Budget Director Larry Campbell proposed the cut in a draft plan shown to lawmakers last week. He said the money had accumulated in the fund without being drawn down.

He said the fund would still have about $7 million left after the cut. Legislative researchers told the committee there is now a balance of about $41 million in the fund.

The Kelly administration is facing a deep budget deficit – estimated at more than $600 million – for fiscal year 2021 because of the economic slowdown brought about by the coronavirus pandemic.

Republican state Rep. Russ Jennings, chair of the committee, said lawmakers need to act immediately to stop the governor from cutting the funds. Waiting until the start of the next session in January would be too late to preserve the money.

“There needs to be a response or those funds will forever be gone and the value of juvenile justice reform will significantly be diluted if not entirely lost,” he said.

“We need to assure that these funds remain intact,” Jennings said. “I know of no other way prior to January for the Legislature to intervene.”

Democrats on the panel tried to restrict the committee’s recommendation to only a letter to the governor and keep the attorney general out of the fray.

“I don’t believe that’s necessary,” said Rep. Sydney Carlin.

Carlin said she would have preferred a letter to the governor asking her to reconsider plans to cut the money from the juvenile justice programs.

Carlin said it could have been an oversight on the part of the Kelly administration given all of the demands that it’s now facing.

She said the governor should be given a chance to answer questions about the cuts before bringing in the attorney general.

“It’s heavy handed and this committee should not operate in this way,” Carlin said.

Democratic state Sen. Pat Pettey echoed a similar view.

“I am very concerned that we feel the necessity to bring the attorney general into budgetary decisions that are being recommended at a critical time for our state,” Pettey said. “I find it real concerning and I find it somewhat political.”
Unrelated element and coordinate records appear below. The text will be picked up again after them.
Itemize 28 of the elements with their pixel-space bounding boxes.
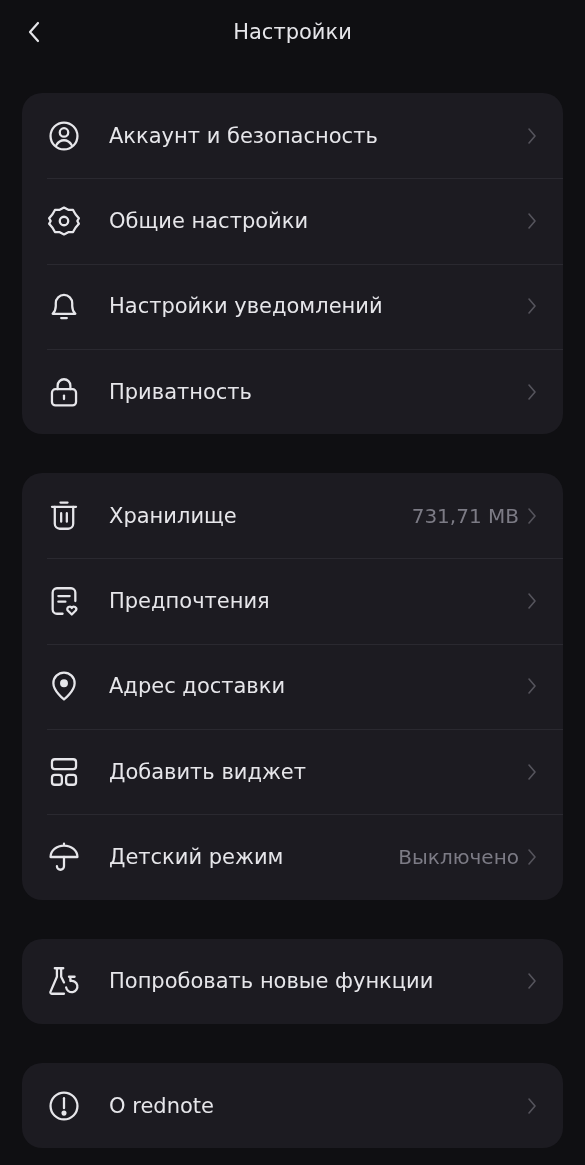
chevron-icon	[527, 592, 537, 611]
chevron-icon	[527, 762, 537, 781]
setting-value: 731,71 MB	[411, 503, 519, 528]
chevron-icon	[527, 126, 537, 145]
chevron-icon	[527, 297, 537, 316]
settings-item[interactable]: Хранилище	[109, 503, 412, 528]
page-title: Настройки	[233, 20, 352, 44]
settings-item[interactable]: Попробовать новые функции	[109, 969, 527, 994]
warning-icon	[47, 1088, 81, 1123]
chevron-icon	[527, 382, 537, 401]
chevron-icon	[527, 972, 537, 991]
settings-item[interactable]: Предпочтения	[109, 589, 527, 614]
user-icon	[47, 118, 81, 153]
settings-item[interactable]: Приватность	[109, 379, 527, 404]
umbrella-icon	[47, 840, 81, 874]
settings-item[interactable]: О rednote	[109, 1093, 527, 1118]
chevron-icon	[527, 677, 537, 696]
settings-item[interactable]: Общие настройки	[109, 208, 527, 233]
chevron-icon	[527, 848, 537, 866]
setting-value: Выключено	[398, 845, 519, 869]
settings-item[interactable]: Настройки уведомлений	[109, 294, 527, 319]
settings-item[interactable]: Аккаунт и безопасность	[109, 123, 527, 148]
chevron-icon	[527, 211, 537, 230]
settings-item[interactable]: Добавить виджет	[109, 759, 527, 784]
settings-item[interactable]: Детский режим	[109, 845, 399, 869]
settings-item[interactable]: Адрес доставки	[109, 674, 527, 699]
chevron-icon	[527, 1096, 537, 1115]
chevron-icon	[527, 506, 537, 525]
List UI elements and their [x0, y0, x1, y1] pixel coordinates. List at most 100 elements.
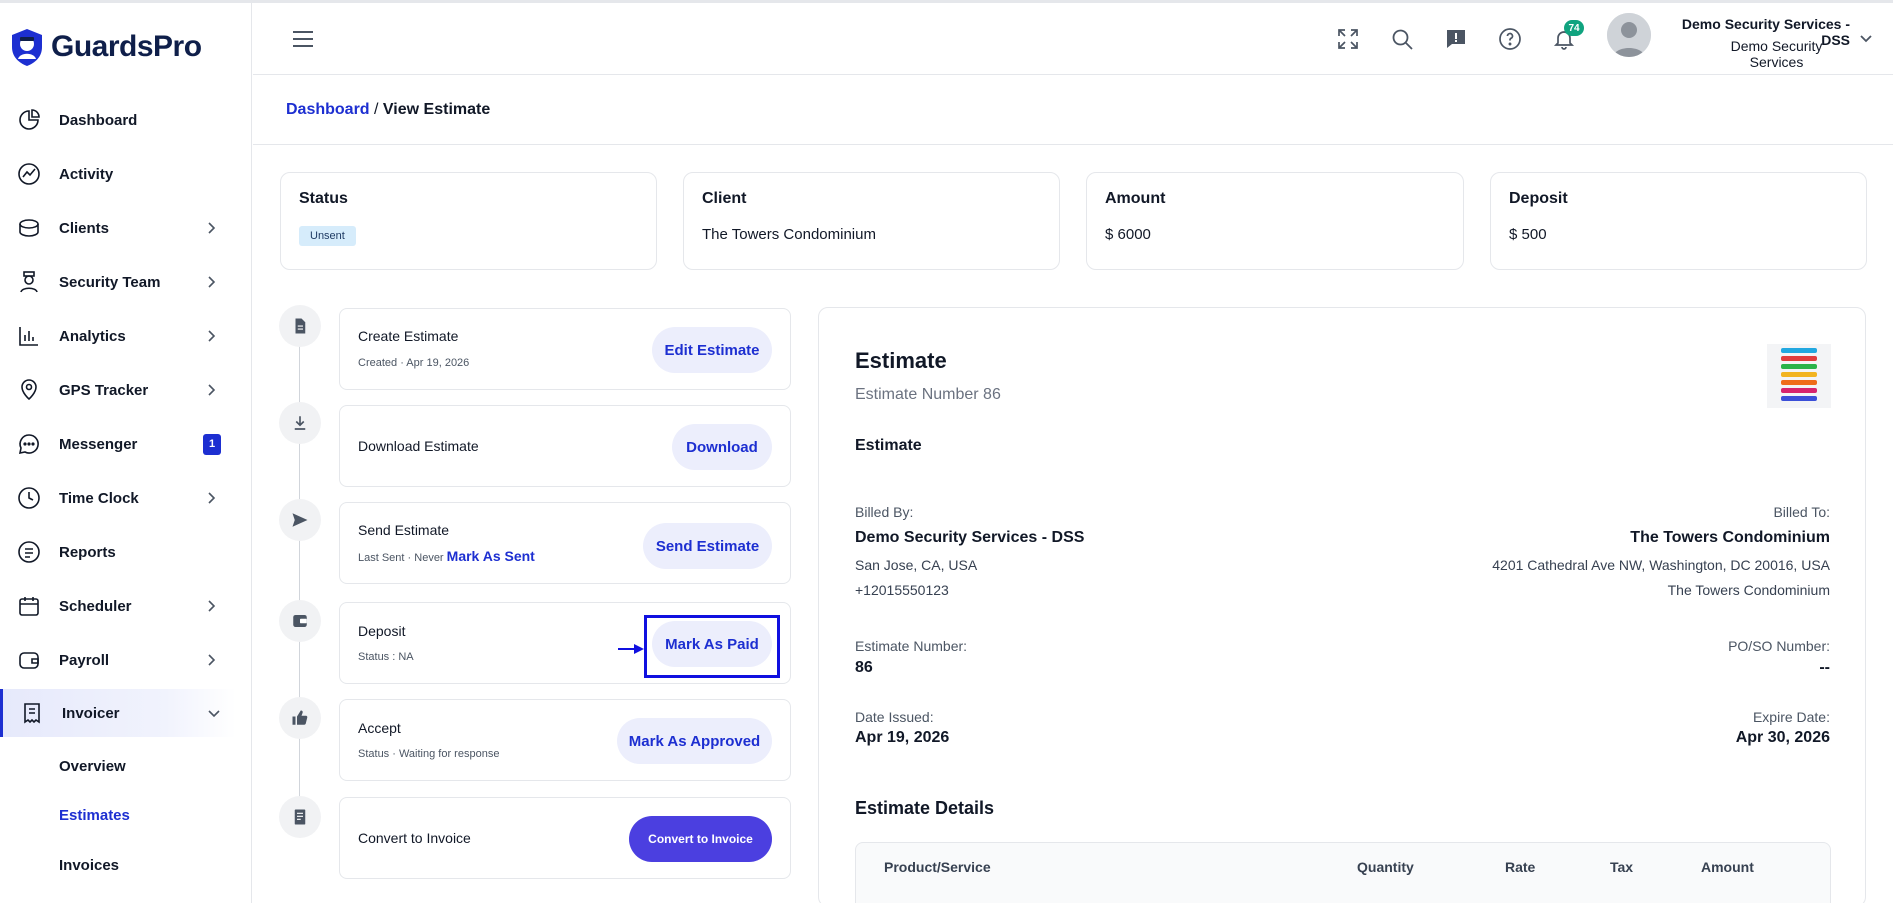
- send-estimate-button[interactable]: Send Estimate: [643, 523, 772, 569]
- chevron-right-icon: [208, 654, 216, 666]
- sidebar-item-label: Scheduler: [59, 597, 132, 615]
- step-create-estimate: Create Estimate Created · Apr 19, 2026 E…: [339, 308, 791, 390]
- billed-by-address: San Jose, CA, USA: [855, 557, 978, 573]
- card-title: Status: [299, 190, 348, 207]
- sidebar-item-reports[interactable]: Reports: [0, 530, 236, 574]
- breadcrumb: Dashboard / View Estimate: [286, 101, 490, 119]
- step-subtitle: Status : NA: [358, 651, 414, 663]
- chevron-right-icon: [208, 222, 216, 234]
- location-pin-icon: [16, 377, 42, 403]
- activity-icon: [16, 161, 42, 187]
- billed-to-label: Billed To:: [1773, 504, 1830, 520]
- step-send-estimate: Send Estimate Last Sent · Never Mark As …: [339, 502, 791, 584]
- sidebar-item-activity[interactable]: Activity: [0, 152, 236, 196]
- notification-count-badge: 74: [1564, 20, 1584, 36]
- arrow-right-icon: [618, 644, 644, 654]
- chevron-right-icon: [208, 492, 216, 504]
- billed-to-extra: The Towers Condominium: [1667, 582, 1830, 598]
- billed-by-name: Demo Security Services - DSS: [855, 529, 1085, 546]
- sidebar-item-label: Activity: [59, 165, 114, 183]
- step-download-estimate: Download Estimate Download: [339, 405, 791, 487]
- clock-icon: [16, 485, 42, 511]
- sidebar-item-messenger[interactable]: Messenger 1: [0, 422, 236, 466]
- table-header: Tax: [1610, 859, 1634, 875]
- sidebar-item-gps-tracker[interactable]: GPS Tracker: [0, 368, 236, 412]
- sidebar-item-label: Security Team: [59, 273, 161, 291]
- table-header: Quantity: [1357, 859, 1414, 875]
- feedback-icon[interactable]: [1442, 25, 1470, 53]
- sidebar-item-clients[interactable]: Clients: [0, 206, 236, 250]
- pie-chart-icon: [16, 107, 42, 133]
- send-icon: [279, 499, 321, 541]
- messenger-unread-badge: 1: [203, 433, 221, 455]
- estimate-details-table: Product/Service Quantity Rate Tax Amount: [855, 842, 1831, 903]
- status-badge: Unsent: [299, 226, 356, 246]
- calendar-icon: [16, 593, 42, 619]
- brand-logo[interactable]: GuardsPro: [9, 27, 202, 67]
- sidebar-item-payroll[interactable]: Payroll: [0, 638, 236, 682]
- step-subtitle: Last Sent · Never Mark As Sent: [358, 548, 535, 564]
- card-title: Client: [702, 190, 747, 207]
- sidebar-subitem-overview[interactable]: Overview: [59, 758, 126, 775]
- chevron-right-icon: [208, 330, 216, 342]
- estimate-number-value: 86: [855, 659, 873, 676]
- estimate-details-title: Estimate Details: [855, 798, 995, 818]
- report-icon: [16, 539, 42, 565]
- amount-card: Amount $ 6000: [1086, 172, 1464, 270]
- edit-estimate-button[interactable]: Edit Estimate: [652, 327, 772, 373]
- download-button[interactable]: Download: [672, 424, 772, 470]
- help-icon[interactable]: [1496, 25, 1524, 53]
- sidebar-item-label: Analytics: [59, 327, 126, 345]
- top-header: 74 Demo Security Services - DSS Demo Sec…: [253, 3, 1893, 75]
- sidebar-item-invoicer[interactable]: Invoicer: [0, 689, 236, 737]
- mark-as-sent-link[interactable]: Mark As Sent: [447, 548, 535, 564]
- breadcrumb-current: View Estimate: [382, 101, 491, 118]
- billed-to-address: 4201 Cathedral Ave NW, Washington, DC 20…: [1492, 557, 1830, 573]
- client-value: The Towers Condominium: [702, 226, 876, 243]
- table-header: Amount: [1701, 859, 1754, 875]
- deposit-card: Deposit $ 500: [1490, 172, 1867, 270]
- amount-value: $ 6000: [1105, 226, 1151, 243]
- sidebar-item-label: GPS Tracker: [59, 381, 149, 399]
- avatar[interactable]: [1607, 13, 1651, 57]
- billed-by-label: Billed By:: [855, 504, 914, 520]
- search-icon[interactable]: [1388, 25, 1416, 53]
- bar-chart-icon: [16, 323, 42, 349]
- step-subtitle: Created · Apr 19, 2026: [358, 357, 470, 369]
- briefcase-icon: [16, 215, 42, 241]
- wallet-icon: [279, 600, 321, 642]
- invoice-icon: [279, 796, 321, 838]
- invoice-icon: [19, 700, 45, 726]
- sidebar-item-label: Dashboard: [59, 111, 138, 129]
- convert-to-invoice-button[interactable]: Convert to Invoice: [629, 816, 772, 862]
- sidebar-item-time-clock[interactable]: Time Clock: [0, 476, 236, 520]
- last-sent-text: Last Sent · Never: [358, 552, 444, 564]
- step-title: Convert to Invoice: [358, 830, 471, 846]
- hamburger-menu-icon[interactable]: [292, 30, 314, 48]
- chevron-down-icon[interactable]: [1859, 31, 1873, 45]
- estimate-subtitle: Estimate: [855, 437, 922, 454]
- sidebar-subitem-estimates[interactable]: Estimates: [59, 807, 130, 824]
- po-number-value: --: [1819, 659, 1830, 676]
- sidebar-subitem-invoices[interactable]: Invoices: [59, 857, 119, 874]
- sidebar-item-analytics[interactable]: Analytics: [0, 314, 236, 358]
- sidebar-item-dashboard[interactable]: Dashboard: [0, 98, 236, 142]
- sidebar-item-scheduler[interactable]: Scheduler: [0, 584, 236, 628]
- date-issued-value: Apr 19, 2026: [855, 729, 950, 746]
- sidebar-item-label: Clients: [59, 219, 110, 237]
- sidebar-item-label: Invoicer: [62, 704, 120, 722]
- highlight-box: [644, 615, 780, 678]
- fullscreen-icon[interactable]: [1334, 25, 1362, 53]
- billed-by-phone: +12015550123: [855, 582, 949, 598]
- sidebar: GuardsPro Dashboard Activity Clients Sec…: [0, 3, 252, 903]
- estimate-title: Estimate: [855, 348, 947, 373]
- chat-icon: [16, 431, 42, 457]
- expire-date-value: Apr 30, 2026: [1735, 729, 1830, 746]
- wallet-icon: [16, 647, 42, 673]
- sidebar-item-security-team[interactable]: Security Team: [0, 260, 236, 304]
- card-title: Deposit: [1509, 190, 1568, 207]
- mark-as-approved-button[interactable]: Mark As Approved: [617, 718, 772, 764]
- date-issued-label: Date Issued:: [855, 709, 934, 725]
- estimate-panel: Estimate Estimate Number 86 Estimate Bil…: [818, 307, 1866, 903]
- breadcrumb-dashboard-link[interactable]: Dashboard: [286, 101, 370, 118]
Democratic state Rep. Boog Highberger said it was premature to get the attorney general involved, although he, too, questioned whether the governor has the power to make the cuts in the program.

Highberger said taking all of the money would decimate the programs it funds. He sent a letter to the governor Saturday expressing concerns about cutting that money.

He asked the governor to consider at least leaving $22 million in the program so the evidence-base programs could continue.

“I believe there are places where some of this money could be obtained with less serious and immediate short-term consequences, and you will certainly have my support if you choose to do so,” Highberger wrote in his letter.

He acknowledged that the money for the juvenile-based programs is tightly locked down.

“We placed some pretty serious restrictions on allotments for those funds,” Highberger said in an interview. “I don’t think the governor has the authority to sweep it.”

He said the Legislature should try to resolve the issue with the governor.

“We should work it out with the governor and if somehow she manages to actually sweep the funds without legislative approval, then it might be appropriate to involve the attorney general,” he said.